Il 31 marzo è ormai certo che dovrebbe scadere lo Stato di emergenza, la condizione di straordinarietà emanata dal Governo italiano ad inizio del 2020 per fronteggiare il contagio da Coronavirus. Una pandemia che ha procurato conseguenze elevatissime e che il governo ha dovuto governare, seppure con migliaia di perdite. Tanti i cambiamenti avvenuti con lo Stato di emergenza, tra cui misure di restrizione e cambio di organizzazione in alcuni uffici pubblici o, ad esempio, l’attivazione di Smart working. Al momento l’esecutivo guidata dal premier Mario Draghi non sembra intenzionato a rinnovare il pacchetto di misure. O, quantomeno, a ridurle all’osso. Tra i provvedimenti adottati dalla prima ora del Covid ha interessato l’erogazione delle pensioni.

Pensioni, cosa cambia con la fine dello Stato d’emergenza

(Ansa, Napoli, Cesare Abbate)

Con il punto definitivo sullo stato di emergenza, il governo farà ritornare indietro le lancette nella modalità di erogazione e organizzazione delle pensioni. Da aprile, dunque, il sistema dovrebbe ritornare ad essere quello precedente alla pandemia, a partire dal calendario di pagamento. A comunicarlo è anche Poste Italiane, titolare del servizio visto che gli assegni pensionistici vengono perlopiù staccati negli uffici postali. Sparisce quindi l’anticipazione del pagamento da aprile e ritorna il metodo classico.
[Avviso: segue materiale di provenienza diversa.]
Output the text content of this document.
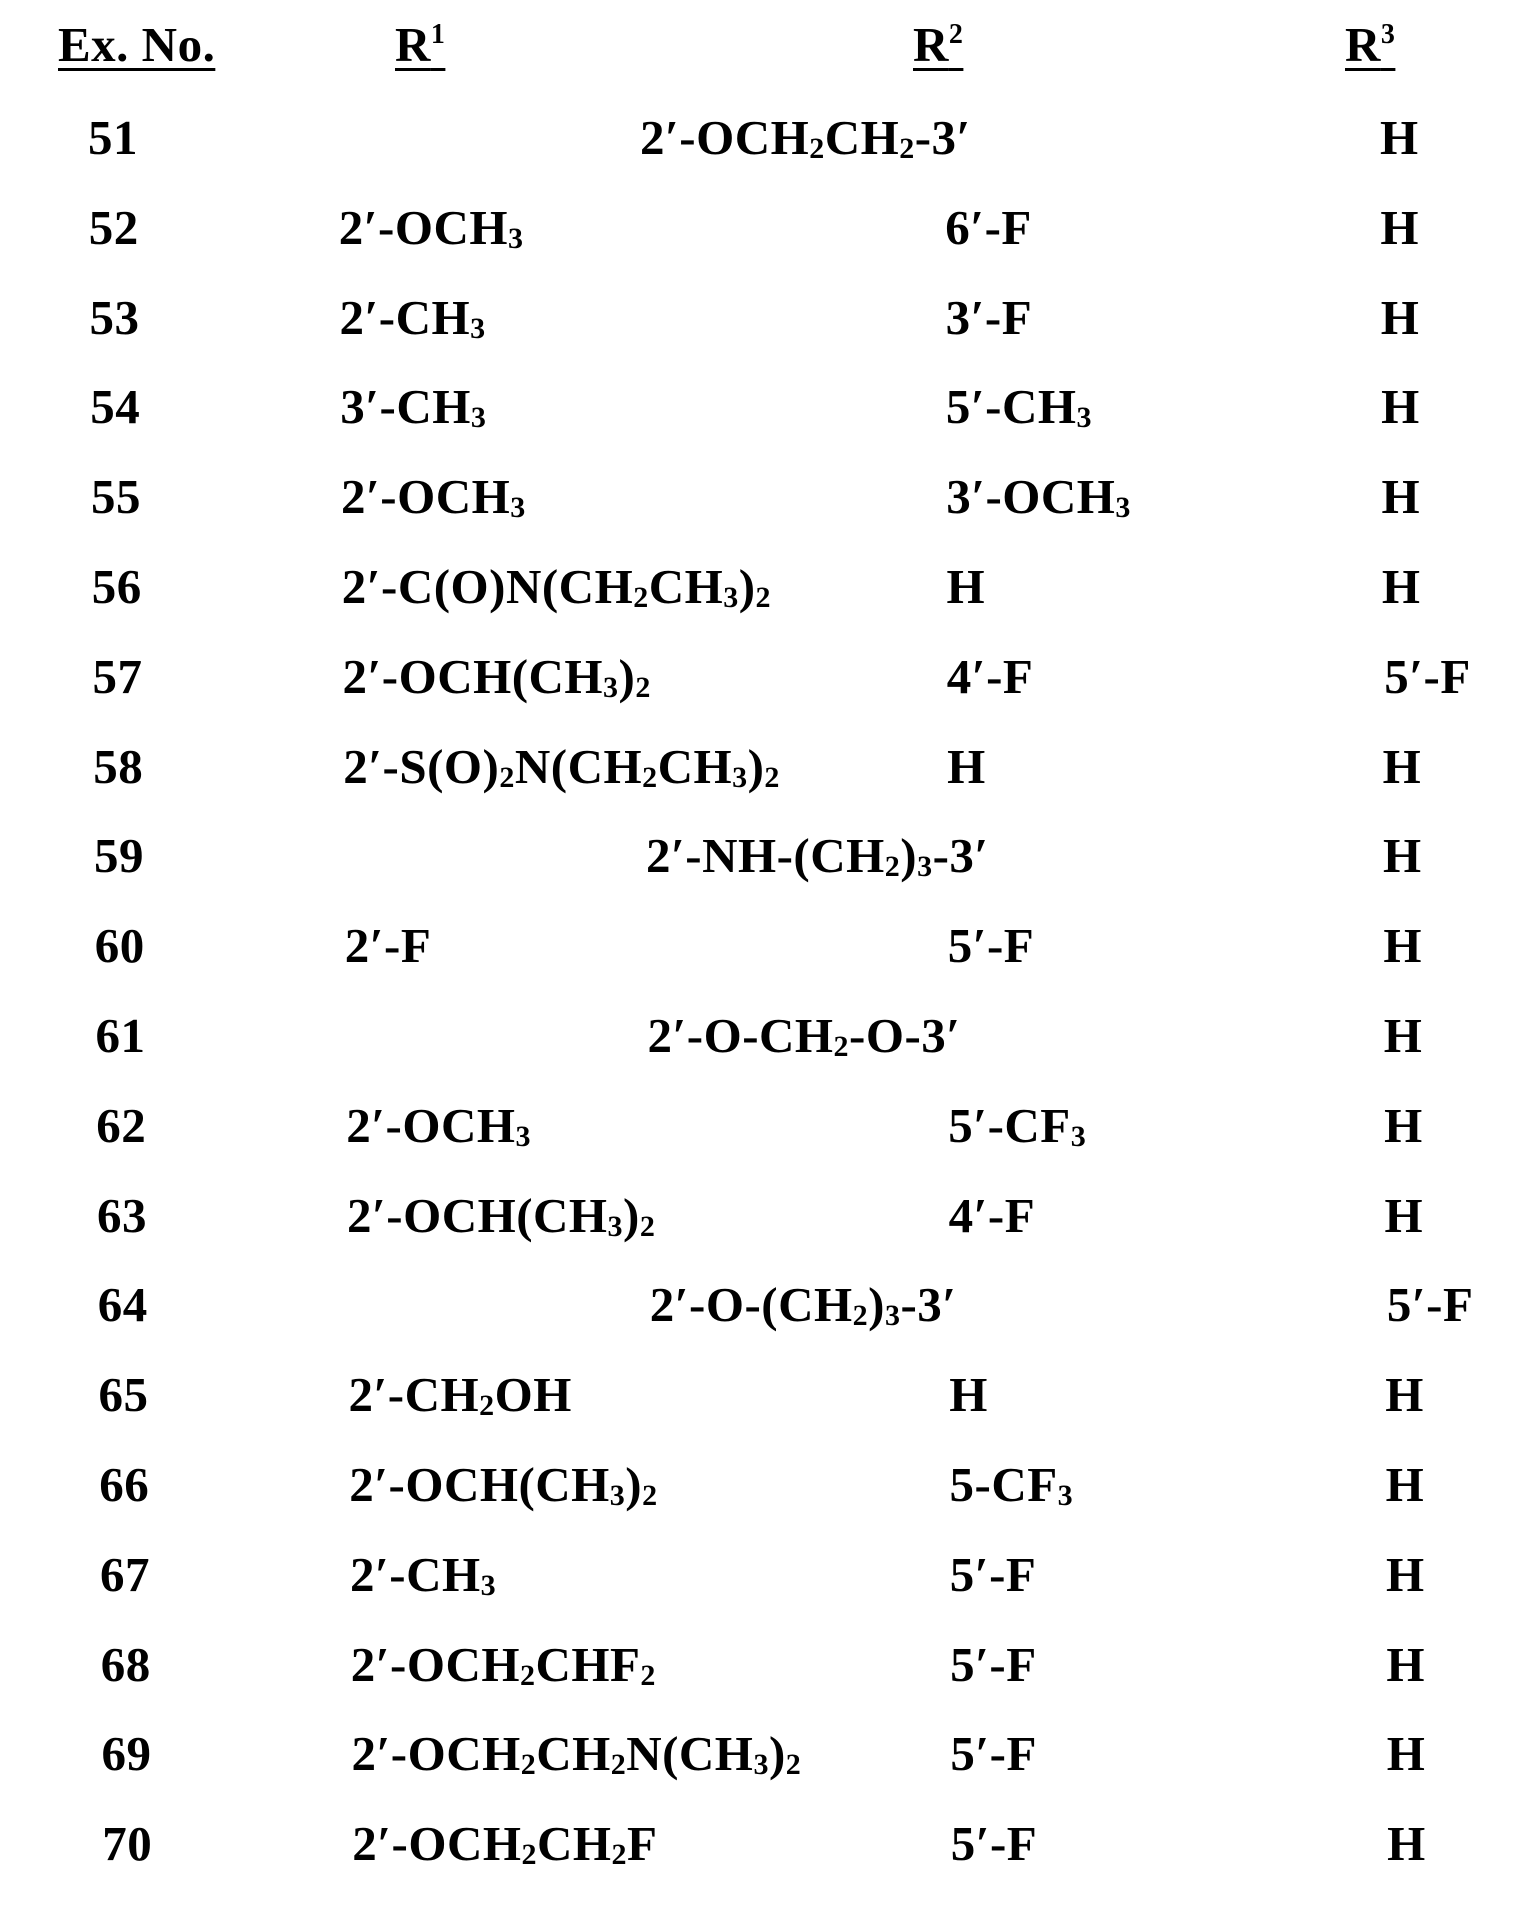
Ex. No.	$R^1$	$R^2$	$R^3$
51	$2'-OCH_2CH_2-3'$	H
52	$2'-OCH_3$	6′-F	H
53	$2'-CH_3$	3′-F	H
54	$3'-CH_3$	$5'-CH_3$	H
55	$2'-OCH_3$	$3'-OCH_3$	H
56	$2'-C(O)N(CH_2CH_3)_2$	H	H
57	$2'-OCH(CH_3)_2$	4′-F	5′-F
58	$2'-S(O)_2N(CH_2CH_3)_2$	H	H
59	$2'-NH-(CH_2)_3-3'$	H
60	2′-F	5′-F	H
61	$2'-O-CH_2-O-3'$	H
62	$2'-OCH_3$	$5'-CF_3$	H
63	$2'-OCH(CH_3)_2$	4′-F	H
64	$2'-O-(CH_2)_3-3'$	5′-F
65	$2'-CH_2OH$	H	H
66	$2'-OCH(CH_3)_2$	$5-CF_3$	H
67	$2'-CH_3$	5′-F	H
68	$2'-OCH_2CHF_2$	5′-F	H
69	$2'-OCH_2CH_2N(CH_3)_2$	5′-F	H
70	$2'-OCH_2CH_2F$	5′-F	H
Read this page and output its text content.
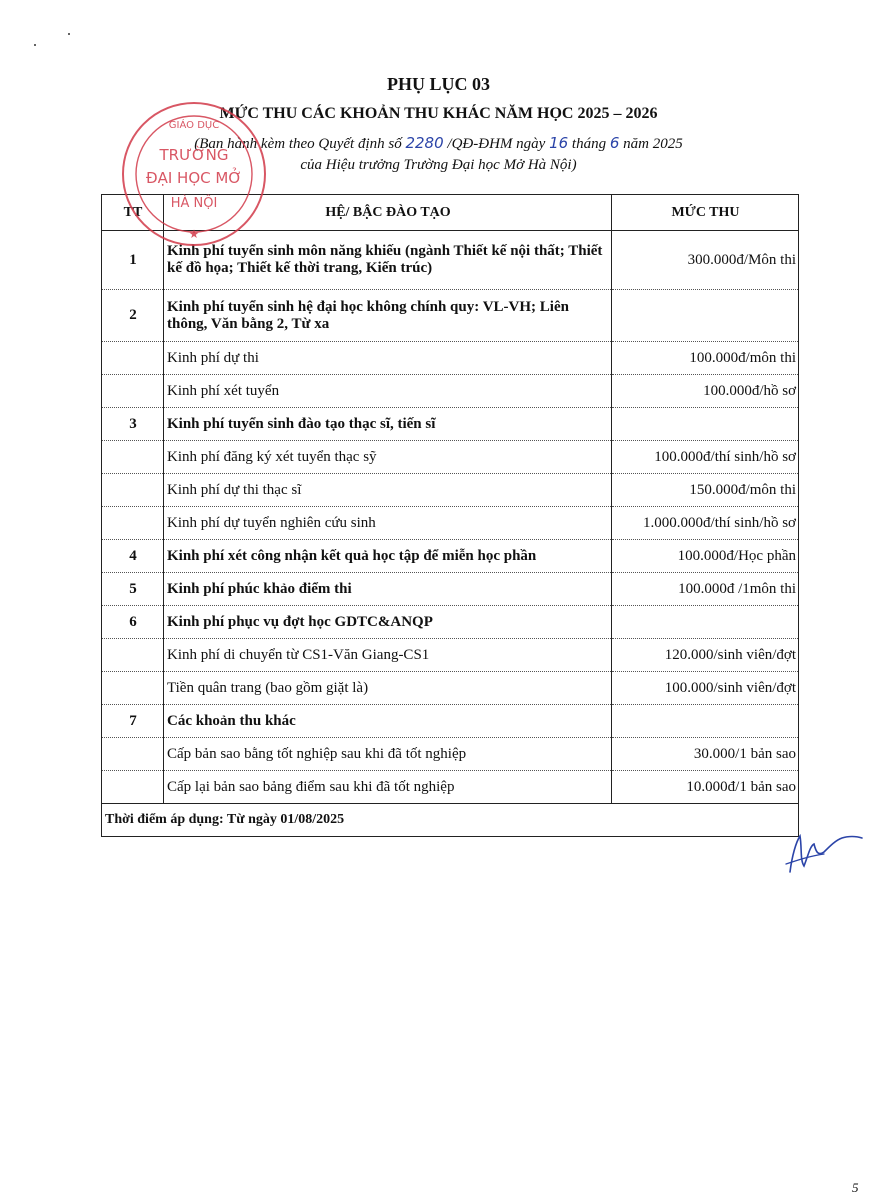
PHỤ LỤC 03
MỨC THU CÁC KHOẢN THU KHÁC NĂM HỌC 2025 – 2026
(Ban hành kèm theo Quyết định số 2280 /QĐ-ĐHM ngày 16 tháng 6 năm 2025
của Hiệu trưởng Trường Đại học Mở Hà Nội)
TT	HỆ/ BẬC ĐÀO TẠO	MỨC THU
1	Kinh phí tuyển sinh môn năng khiếu (ngành Thiết kế nội thất; Thiết kế đồ họa; Thiết kế thời trang, Kiến trúc)	300.000đ/Môn thi
2	Kinh phí tuyển sinh hệ đại học không chính quy: VL-VH; Liên thông, Văn bằng 2, Từ xa	
	Kinh phí dự thi	100.000đ/môn thi
	Kinh phí xét tuyển	100.000đ/hồ sơ
3	Kinh phí tuyển sinh đào tạo thạc sĩ, tiến sĩ	
	Kinh phí đăng ký xét tuyển thạc sỹ	100.000đ/thí sinh/hồ sơ
	Kinh phí dự thi thạc sĩ	150.000đ/môn thi
	Kinh phí dự tuyển nghiên cứu sinh	1.000.000đ/thí sinh/hồ sơ
4	Kinh phí xét công nhận kết quả học tập để miễn học phần	100.000đ/Học phần
5	Kinh phí phúc khảo điểm thi	100.000đ /1môn thi
6	Kinh phí phục vụ đợt học GDTC&ANQP	
	Kinh phí di chuyển từ CS1-Văn Giang-CS1	120.000/sinh viên/đợt
	Tiền quân trang (bao gồm giặt là)	100.000/sinh viên/đợt
7	Các khoản thu khác	
	Cấp bản sao bằng tốt nghiệp sau khi đã tốt nghiệp	30.000/1 bản sao
	Cấp lại bản sao bảng điểm sau khi đã tốt nghiệp	10.000đ/1 bản sao
Thời điểm áp dụng: Từ ngày 01/08/2025		
GIÁO DỤC
TRƯỜNG
ĐẠI HỌC MỞ
HÀ NỘI
★
5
Il nuovo calendario per il pagamento delle pensioni

(Ansa, Napoli, Ciro Fusco)

I pensionati che detengono un conto BancoPosta, un libretto postale o la nuova PostePay Evolution, bisognerà aspettare l’accredito dal primo giorno del mese.  Sempre dal primo di aprile (è venerdì), i proprietari di carta Postamat, di Carta Libretto o di Postepay Evolution avranno la possibilità di scegliere di ritirare la propria pensione in contanti nei punti Atm della Posta e diffusi in Italia. Cambia invece per chi vuole ritirare l’assegno pensionistico in contanti negli sportelli della Posta potranno andare direttamente in uno dei 12.800 Uffici Postali. Con una tempistica definita: dal primo aprile al 7 aprile verrà seguita la turnazione alfabetica che deve essere esposta al di fuori di tutti gli uffici postali in Italia. Il calendario sarà questo: dalla A alla B primo aprile, dalla C alla D 2 Aprile, dalla E alla K 4 Aprile, il 5 aprile L alla O, 6 aprile dalla P alla R, 7 aprile dalla S alla Z.